Del consejo editorial

La fobia al déficit, en la Constitución

JORGE CALERO

Catedrático de Economía Aplicada

Hace unos días el Partido Popular propuso incorporar limitaciones al déficit público en la Constitución. No se trata en modo alguno de una idea novedosa: ya en la década de los setenta, James M. Buchanan proponía, para Estados Unidos, la introducción de una enmienda constitucional en ese mismo sentido. La Ley de Estabilidad Presupuestaria, aprobada en 2001, fue el intento más cercano a una reforma constitucional realizado por el Partido Popular. Tenía como antecedente las limitaciones establecidas en el proceso de convergencia hacia la Unión Económica y Monetaria europea, que impedían que el déficit público excediera el 3% del PIB. Existen, por otra parte, ejemplos recientes de limitaciones constitucionales al déficit. En 2009 se introdujo una reforma constitucional en Alemania para limitar, a partir de 2016, el déficit público a un 0,35% del PIB (salvo casos de catástrofe natural o recesión).
La idea de "déficit cero" es uno de los santos griales del liberalismo económico y responde a una aversión, en buena medida ideológica, a las políticas keynesianas. Su repesca en estos momentos es fruto de un oportunismo poco disimulable. Las primeras respuestas a la crisis, característicamente keynesianas, han dejado paso a un giro en el que el sector público ha pasado a ser considerado más como parte del problema que como parte de la solución. Tal giro parece, muy evidentemente, injusto y poco acorde con la realidad, pero en todo caso está respaldado por una evolución de los mercados vinculados a la financiación de la deuda cuyos efectos sobre la autonomía de los gobiernos no han sabido atajarse a tiempo. Nos encontramos, finalmente, con la ideología anti-déficit de nuevo rampante.
Sin duda un déficit descontrolado, que provoque acumulaciones importantes de deuda, acaba encareciendo los tipos de interés y dificultando el acceso al crédito.
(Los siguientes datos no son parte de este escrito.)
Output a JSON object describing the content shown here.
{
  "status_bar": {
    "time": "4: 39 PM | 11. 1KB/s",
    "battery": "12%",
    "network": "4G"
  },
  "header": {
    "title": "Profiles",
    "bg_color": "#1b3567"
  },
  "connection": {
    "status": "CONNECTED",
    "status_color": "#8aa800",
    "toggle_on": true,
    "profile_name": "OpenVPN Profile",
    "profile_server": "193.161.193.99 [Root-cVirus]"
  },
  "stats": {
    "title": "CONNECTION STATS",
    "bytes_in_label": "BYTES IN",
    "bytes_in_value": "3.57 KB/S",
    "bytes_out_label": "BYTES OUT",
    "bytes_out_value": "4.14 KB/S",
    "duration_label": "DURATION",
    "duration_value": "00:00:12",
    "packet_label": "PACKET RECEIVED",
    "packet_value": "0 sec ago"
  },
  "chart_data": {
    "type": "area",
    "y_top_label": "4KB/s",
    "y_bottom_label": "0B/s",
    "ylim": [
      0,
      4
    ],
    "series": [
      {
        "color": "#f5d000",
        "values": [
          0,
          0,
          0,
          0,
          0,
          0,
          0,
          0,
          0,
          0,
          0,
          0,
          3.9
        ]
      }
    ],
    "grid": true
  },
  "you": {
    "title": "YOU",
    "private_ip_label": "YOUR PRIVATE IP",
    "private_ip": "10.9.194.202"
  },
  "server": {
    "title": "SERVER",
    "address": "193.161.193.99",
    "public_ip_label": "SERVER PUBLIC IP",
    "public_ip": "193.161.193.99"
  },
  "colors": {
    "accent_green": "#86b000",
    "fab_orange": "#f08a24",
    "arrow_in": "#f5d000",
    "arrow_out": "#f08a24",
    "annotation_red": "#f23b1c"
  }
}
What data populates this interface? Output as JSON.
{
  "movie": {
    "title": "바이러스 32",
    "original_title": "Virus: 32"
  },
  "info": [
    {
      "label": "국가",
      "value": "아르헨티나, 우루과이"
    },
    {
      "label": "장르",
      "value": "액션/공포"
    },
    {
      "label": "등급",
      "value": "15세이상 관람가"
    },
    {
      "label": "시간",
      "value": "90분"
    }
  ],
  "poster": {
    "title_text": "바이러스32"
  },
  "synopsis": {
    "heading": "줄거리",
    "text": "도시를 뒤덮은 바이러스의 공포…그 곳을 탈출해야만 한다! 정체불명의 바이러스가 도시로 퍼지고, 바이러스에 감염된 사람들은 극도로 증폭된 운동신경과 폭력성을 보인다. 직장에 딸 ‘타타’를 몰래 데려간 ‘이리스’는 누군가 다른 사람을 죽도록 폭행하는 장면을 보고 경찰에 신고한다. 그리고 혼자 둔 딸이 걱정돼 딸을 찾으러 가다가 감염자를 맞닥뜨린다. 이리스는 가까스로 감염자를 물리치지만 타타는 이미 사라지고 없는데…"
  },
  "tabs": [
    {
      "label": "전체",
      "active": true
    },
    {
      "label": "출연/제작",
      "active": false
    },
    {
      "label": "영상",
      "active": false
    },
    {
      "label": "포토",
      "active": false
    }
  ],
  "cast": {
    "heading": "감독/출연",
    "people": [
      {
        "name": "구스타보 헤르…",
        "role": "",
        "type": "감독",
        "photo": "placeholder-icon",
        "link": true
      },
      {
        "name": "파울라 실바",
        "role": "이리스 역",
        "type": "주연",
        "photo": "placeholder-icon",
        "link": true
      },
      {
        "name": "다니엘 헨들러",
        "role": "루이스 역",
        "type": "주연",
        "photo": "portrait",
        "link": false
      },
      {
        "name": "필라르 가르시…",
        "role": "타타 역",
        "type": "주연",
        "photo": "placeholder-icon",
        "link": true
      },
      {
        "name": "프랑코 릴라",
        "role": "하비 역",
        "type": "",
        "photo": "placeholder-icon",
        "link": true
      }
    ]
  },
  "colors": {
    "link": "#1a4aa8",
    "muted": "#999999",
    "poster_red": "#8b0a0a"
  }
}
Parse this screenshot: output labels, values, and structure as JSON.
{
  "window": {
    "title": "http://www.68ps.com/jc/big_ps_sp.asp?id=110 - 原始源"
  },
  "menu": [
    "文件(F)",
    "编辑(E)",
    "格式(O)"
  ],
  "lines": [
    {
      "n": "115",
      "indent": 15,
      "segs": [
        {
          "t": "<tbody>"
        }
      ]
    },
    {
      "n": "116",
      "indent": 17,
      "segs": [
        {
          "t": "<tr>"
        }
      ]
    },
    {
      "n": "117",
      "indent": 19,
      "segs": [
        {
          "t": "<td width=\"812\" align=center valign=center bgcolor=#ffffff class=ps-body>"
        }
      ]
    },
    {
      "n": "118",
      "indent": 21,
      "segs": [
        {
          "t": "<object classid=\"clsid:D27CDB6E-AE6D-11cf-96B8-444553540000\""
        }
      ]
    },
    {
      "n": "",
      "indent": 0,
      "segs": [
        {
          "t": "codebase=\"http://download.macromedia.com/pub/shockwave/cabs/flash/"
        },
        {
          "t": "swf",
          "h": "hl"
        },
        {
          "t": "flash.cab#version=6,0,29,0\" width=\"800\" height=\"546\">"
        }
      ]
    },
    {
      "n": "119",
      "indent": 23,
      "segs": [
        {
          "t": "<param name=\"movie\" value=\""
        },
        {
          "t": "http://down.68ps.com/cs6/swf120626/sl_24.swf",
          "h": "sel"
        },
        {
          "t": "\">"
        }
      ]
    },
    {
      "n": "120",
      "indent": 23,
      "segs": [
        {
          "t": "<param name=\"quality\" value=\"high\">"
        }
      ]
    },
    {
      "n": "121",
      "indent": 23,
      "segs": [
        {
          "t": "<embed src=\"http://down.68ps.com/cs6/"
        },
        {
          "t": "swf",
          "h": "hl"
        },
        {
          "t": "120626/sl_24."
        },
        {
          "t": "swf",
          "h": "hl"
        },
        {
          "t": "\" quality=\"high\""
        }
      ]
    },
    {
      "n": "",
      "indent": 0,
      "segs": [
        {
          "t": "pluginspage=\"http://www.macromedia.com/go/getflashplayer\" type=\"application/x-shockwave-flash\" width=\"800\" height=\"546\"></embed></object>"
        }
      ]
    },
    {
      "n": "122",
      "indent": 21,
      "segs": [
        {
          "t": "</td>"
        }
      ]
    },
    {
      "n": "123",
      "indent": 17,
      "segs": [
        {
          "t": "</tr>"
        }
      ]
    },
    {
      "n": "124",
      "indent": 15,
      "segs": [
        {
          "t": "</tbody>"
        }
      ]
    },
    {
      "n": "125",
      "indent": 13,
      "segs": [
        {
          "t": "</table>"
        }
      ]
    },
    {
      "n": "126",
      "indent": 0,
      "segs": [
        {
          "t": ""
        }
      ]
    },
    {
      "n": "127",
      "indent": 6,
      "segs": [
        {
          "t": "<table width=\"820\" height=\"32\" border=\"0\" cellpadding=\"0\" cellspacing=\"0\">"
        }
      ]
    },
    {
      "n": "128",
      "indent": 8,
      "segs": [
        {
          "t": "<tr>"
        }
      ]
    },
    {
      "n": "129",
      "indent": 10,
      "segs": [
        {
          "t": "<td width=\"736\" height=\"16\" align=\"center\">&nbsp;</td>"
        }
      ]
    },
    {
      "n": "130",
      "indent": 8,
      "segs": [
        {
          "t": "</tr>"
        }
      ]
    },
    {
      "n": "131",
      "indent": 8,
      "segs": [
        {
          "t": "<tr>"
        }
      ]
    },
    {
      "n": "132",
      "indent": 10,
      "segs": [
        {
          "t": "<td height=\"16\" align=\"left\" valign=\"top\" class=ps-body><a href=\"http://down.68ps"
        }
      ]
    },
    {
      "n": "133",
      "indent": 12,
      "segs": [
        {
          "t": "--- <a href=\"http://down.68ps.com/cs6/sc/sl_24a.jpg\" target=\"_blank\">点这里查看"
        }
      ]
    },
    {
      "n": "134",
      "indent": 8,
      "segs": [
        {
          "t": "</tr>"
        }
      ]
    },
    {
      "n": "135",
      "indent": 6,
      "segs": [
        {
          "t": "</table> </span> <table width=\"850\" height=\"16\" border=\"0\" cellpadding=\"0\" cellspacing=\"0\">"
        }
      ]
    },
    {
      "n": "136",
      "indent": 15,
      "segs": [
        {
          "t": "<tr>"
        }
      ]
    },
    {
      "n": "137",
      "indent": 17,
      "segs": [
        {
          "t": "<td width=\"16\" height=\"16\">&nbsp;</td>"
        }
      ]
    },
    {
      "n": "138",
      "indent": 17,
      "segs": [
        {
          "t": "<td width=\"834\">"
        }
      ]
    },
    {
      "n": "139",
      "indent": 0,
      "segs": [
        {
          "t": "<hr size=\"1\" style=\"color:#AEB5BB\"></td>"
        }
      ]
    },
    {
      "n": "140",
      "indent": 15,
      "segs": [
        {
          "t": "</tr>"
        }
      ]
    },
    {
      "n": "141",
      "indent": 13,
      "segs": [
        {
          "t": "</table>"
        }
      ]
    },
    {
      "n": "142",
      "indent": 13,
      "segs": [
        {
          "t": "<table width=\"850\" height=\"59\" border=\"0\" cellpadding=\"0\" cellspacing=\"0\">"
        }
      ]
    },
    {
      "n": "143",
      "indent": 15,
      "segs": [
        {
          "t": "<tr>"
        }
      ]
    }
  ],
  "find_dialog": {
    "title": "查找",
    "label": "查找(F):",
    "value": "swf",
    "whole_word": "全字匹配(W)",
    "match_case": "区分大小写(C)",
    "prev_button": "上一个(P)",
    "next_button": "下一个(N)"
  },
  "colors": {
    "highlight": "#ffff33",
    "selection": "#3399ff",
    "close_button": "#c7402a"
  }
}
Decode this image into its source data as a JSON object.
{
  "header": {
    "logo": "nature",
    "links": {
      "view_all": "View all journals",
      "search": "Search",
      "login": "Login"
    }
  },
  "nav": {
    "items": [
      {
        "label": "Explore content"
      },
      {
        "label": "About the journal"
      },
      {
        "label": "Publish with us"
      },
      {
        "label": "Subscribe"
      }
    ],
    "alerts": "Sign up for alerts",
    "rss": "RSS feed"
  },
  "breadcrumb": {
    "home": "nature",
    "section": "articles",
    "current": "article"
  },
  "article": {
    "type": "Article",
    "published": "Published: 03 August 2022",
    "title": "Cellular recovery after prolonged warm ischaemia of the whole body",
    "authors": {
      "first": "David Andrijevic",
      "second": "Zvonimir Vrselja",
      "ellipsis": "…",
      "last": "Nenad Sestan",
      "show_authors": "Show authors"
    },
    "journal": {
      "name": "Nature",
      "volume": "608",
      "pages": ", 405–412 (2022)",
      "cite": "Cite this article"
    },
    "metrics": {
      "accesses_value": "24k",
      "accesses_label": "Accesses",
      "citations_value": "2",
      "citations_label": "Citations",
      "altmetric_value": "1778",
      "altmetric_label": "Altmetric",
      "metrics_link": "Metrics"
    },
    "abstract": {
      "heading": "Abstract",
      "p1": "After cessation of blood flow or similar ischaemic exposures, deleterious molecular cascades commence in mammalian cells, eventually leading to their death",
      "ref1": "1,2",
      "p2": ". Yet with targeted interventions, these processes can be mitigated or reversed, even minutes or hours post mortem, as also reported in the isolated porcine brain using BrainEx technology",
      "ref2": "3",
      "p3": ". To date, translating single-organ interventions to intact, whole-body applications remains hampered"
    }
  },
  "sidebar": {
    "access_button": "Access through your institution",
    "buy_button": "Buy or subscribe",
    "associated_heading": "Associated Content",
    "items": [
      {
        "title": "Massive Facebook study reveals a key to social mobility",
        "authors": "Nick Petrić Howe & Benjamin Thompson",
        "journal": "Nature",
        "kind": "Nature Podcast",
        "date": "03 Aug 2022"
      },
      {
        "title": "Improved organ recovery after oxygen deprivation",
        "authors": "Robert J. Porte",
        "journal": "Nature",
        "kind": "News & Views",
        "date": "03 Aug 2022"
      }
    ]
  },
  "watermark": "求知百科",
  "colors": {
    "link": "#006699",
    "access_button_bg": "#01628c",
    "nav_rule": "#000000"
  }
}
Pero esos riesgos no justifican por sí solos la introducción de limitaciones estrictas que supongan la renuncia a un utilísimo instrumento de política económica durante las crisis (especialmente, cuando ya hemos renunciado a las posibilidades que proporcionaban las devaluaciones estratégicas). Parece juicioso no basar únicamente las esperanzas de recuperación en incrementos de productividad, que no se producen en el corto plazo y que, por cierto, requieren a menudo de aportaciones adicionales de recursos públicos.